Ridge Gourd / Thurai / Peerkangai – 25o Gms
Brinjal – 200 Gms
Oil – 1tbsp + 1 tbsp
Cumin Seeds – ½ tsp
Green Chilli – 2 (chopped)
Red Chilli Powder – ½ tsp
Coriander Seed Powder – 1 tsp
Turmeric Powder – 1/8 tsp
Tomato – 1 (crushed)
Salt – to suit one’s taste
Coconut Milk – ½ cup
Finely Chopped Cilantro (Coriander Leaves) – 1 tbsp
Peel the Ridge Gourd and cut into pieces. Cut the Brinjals into Cubes.
Keep them ready. Soak the cut Brinjals in water with little Salt to prevent discoloration.
Heat a tbsp of Oil in a wide pan. Drain the Brinjals and add to the pan. Roast them with some Salt till they get cooked well. Transfer to a plate or a small bowl and keep aside.
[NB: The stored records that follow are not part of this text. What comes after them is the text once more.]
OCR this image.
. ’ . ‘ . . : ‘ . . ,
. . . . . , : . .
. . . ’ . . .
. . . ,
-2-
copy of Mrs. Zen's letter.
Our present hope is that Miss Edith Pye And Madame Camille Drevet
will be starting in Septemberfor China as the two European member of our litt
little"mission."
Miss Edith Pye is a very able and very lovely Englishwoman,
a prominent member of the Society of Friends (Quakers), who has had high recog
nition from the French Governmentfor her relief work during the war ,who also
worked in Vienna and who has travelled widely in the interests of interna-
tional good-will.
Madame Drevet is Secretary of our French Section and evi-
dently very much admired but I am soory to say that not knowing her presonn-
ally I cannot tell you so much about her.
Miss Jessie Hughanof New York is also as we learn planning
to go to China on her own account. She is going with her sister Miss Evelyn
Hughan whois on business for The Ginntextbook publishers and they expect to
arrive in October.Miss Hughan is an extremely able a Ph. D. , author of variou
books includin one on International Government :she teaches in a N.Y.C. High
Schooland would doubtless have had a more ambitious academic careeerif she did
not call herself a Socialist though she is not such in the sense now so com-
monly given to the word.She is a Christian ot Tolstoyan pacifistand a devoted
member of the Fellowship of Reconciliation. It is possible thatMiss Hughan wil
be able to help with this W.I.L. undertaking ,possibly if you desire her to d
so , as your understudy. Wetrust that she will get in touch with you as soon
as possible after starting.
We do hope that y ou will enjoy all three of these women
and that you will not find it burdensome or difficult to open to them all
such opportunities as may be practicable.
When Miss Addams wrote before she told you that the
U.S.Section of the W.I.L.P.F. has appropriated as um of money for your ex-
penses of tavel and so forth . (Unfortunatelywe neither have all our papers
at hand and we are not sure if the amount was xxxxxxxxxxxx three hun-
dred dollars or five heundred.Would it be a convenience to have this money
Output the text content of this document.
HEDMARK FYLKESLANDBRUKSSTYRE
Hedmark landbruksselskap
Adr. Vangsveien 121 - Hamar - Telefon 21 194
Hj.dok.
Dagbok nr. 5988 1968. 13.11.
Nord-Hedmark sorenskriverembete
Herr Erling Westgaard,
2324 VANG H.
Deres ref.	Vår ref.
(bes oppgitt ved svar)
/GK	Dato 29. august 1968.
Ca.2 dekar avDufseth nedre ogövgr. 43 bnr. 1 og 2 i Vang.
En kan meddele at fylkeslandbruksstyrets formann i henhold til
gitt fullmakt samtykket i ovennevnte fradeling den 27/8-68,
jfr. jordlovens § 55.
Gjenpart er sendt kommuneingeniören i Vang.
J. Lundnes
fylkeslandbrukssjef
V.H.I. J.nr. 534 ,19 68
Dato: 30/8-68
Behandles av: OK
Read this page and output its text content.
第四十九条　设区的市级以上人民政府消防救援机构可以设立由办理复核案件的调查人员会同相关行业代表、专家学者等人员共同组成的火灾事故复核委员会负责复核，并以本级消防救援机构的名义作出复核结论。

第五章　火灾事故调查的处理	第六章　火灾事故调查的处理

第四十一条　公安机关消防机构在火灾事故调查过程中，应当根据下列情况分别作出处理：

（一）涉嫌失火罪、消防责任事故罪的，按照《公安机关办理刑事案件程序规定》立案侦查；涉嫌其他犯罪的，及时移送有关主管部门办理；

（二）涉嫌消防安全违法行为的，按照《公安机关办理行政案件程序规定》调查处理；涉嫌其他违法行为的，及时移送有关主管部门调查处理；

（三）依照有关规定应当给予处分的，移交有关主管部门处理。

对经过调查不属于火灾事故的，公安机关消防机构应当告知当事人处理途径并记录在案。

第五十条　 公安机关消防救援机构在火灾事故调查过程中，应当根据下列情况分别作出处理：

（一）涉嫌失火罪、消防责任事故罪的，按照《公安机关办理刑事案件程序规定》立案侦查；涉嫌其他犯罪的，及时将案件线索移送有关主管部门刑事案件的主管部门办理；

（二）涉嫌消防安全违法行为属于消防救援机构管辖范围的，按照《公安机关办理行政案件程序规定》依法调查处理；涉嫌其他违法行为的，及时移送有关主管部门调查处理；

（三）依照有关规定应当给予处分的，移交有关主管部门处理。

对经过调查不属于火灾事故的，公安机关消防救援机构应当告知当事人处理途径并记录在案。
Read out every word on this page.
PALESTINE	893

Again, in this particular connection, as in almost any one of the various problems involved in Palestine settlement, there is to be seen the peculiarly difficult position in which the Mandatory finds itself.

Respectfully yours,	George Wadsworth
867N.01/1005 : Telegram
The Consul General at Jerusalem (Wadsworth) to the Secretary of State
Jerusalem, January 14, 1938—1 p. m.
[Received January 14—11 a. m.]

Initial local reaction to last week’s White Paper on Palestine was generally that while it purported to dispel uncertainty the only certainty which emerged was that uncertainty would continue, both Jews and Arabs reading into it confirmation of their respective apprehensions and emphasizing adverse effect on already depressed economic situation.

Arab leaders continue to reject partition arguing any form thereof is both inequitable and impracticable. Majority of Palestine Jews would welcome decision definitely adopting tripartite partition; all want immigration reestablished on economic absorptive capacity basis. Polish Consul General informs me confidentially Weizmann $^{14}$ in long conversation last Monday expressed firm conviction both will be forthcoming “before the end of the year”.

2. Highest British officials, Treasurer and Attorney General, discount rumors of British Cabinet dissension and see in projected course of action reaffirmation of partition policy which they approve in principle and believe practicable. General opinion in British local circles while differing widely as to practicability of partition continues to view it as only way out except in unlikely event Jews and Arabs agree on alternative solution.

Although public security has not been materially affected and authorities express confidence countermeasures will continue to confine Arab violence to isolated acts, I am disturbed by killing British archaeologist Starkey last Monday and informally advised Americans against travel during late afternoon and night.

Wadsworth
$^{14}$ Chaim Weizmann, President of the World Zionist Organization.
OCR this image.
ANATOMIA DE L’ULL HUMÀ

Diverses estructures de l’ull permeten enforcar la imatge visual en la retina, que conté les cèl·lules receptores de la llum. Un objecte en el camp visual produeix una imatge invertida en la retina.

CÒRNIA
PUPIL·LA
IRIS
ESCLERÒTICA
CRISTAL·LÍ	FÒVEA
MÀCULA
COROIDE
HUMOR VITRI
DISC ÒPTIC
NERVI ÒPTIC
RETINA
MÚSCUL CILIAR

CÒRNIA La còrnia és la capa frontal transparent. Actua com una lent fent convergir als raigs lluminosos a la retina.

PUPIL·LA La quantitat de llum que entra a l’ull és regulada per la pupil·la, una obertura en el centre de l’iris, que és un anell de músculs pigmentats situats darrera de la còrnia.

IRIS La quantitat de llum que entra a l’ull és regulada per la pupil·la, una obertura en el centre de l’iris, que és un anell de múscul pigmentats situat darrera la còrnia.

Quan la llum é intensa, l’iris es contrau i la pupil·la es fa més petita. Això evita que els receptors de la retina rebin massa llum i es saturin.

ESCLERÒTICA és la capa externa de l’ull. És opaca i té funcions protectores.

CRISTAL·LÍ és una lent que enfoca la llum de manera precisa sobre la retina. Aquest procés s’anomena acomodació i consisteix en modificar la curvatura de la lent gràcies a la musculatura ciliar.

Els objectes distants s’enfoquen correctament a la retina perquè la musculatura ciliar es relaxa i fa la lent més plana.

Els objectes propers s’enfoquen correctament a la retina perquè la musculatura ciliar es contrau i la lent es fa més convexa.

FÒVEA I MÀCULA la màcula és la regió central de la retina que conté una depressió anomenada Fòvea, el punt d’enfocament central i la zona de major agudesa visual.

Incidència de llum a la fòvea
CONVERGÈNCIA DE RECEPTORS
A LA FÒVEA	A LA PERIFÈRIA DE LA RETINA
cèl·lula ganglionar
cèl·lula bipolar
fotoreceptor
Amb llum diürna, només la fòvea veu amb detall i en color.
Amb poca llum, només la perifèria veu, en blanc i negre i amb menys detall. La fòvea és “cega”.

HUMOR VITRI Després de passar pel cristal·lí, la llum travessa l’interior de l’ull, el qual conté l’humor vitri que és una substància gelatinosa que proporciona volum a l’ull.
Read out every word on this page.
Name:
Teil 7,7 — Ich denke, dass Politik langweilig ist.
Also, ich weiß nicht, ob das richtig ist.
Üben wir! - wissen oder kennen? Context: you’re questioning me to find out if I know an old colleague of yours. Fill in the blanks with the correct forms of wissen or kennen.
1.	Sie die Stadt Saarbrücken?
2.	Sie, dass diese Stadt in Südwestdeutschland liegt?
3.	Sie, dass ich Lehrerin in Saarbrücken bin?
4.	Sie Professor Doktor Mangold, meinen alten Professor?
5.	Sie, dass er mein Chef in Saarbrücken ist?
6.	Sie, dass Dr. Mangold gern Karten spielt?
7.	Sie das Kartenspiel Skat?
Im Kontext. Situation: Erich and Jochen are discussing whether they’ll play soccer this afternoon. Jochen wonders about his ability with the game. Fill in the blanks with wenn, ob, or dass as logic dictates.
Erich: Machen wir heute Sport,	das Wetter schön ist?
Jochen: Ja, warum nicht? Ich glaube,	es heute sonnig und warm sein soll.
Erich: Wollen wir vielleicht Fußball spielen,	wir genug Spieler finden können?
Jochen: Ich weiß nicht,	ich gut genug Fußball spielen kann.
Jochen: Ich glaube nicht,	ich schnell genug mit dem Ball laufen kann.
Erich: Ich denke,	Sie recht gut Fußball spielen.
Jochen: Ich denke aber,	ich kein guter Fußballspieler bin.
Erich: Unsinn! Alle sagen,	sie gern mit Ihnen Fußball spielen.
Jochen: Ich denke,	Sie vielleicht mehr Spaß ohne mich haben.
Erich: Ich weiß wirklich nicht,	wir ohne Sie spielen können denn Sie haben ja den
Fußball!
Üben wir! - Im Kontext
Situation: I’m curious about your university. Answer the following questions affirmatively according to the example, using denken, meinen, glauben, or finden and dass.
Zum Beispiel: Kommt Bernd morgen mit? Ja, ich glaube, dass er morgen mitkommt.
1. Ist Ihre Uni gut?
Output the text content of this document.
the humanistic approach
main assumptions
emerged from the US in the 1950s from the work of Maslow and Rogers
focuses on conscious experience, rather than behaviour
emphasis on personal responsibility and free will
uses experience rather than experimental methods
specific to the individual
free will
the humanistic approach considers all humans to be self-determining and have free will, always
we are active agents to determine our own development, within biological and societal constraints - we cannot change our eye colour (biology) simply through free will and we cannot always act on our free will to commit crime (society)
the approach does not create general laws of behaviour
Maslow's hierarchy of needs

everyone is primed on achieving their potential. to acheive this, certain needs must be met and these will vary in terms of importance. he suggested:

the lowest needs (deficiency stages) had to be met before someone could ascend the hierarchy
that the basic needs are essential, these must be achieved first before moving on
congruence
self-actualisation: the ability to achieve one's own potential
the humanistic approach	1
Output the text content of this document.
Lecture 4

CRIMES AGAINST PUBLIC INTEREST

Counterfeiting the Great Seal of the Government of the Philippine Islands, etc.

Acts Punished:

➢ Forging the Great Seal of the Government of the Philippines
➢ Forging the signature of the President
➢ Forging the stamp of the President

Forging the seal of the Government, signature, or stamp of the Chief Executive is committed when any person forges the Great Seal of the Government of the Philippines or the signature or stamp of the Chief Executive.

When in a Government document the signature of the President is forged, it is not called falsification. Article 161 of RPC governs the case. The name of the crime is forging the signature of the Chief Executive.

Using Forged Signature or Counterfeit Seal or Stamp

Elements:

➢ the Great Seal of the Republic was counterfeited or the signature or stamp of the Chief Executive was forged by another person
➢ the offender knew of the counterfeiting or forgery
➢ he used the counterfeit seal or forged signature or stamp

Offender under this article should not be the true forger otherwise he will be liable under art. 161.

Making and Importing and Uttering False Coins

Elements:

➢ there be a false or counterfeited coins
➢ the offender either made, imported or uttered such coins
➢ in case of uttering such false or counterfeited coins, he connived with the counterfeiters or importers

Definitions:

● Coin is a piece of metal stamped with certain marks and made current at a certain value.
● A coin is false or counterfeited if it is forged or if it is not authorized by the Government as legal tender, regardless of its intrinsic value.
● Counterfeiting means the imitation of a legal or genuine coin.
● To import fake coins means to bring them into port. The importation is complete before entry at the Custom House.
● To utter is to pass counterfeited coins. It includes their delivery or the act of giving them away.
Add 1 more tbsp of Oil to the same pan. Add Cumin Seeds. When they crackle, add Green Chillies and cook for 30 to 40 seconds. Add the chopped Ridge Gourd, crushed Tomato and the dry spices one by one. Mix every time. Cook till the Masala is cooked well.
Add a cup of water. Adjust the spices, if required. Cover with a lid and simmer for 6 to 8 minutes in low to medium flame. Add the roasted Brinjals. Add the Coconut Milk. Cook for 2 minutes in low flame.
Add the Cilantro and mix well.
Transfer to a serving bowl. Serve hot with Roti or Rice.
You can use Fresh Home Made Coconut Milk or you can prepare Coconut milk with Coconut Milk Powder bought from store.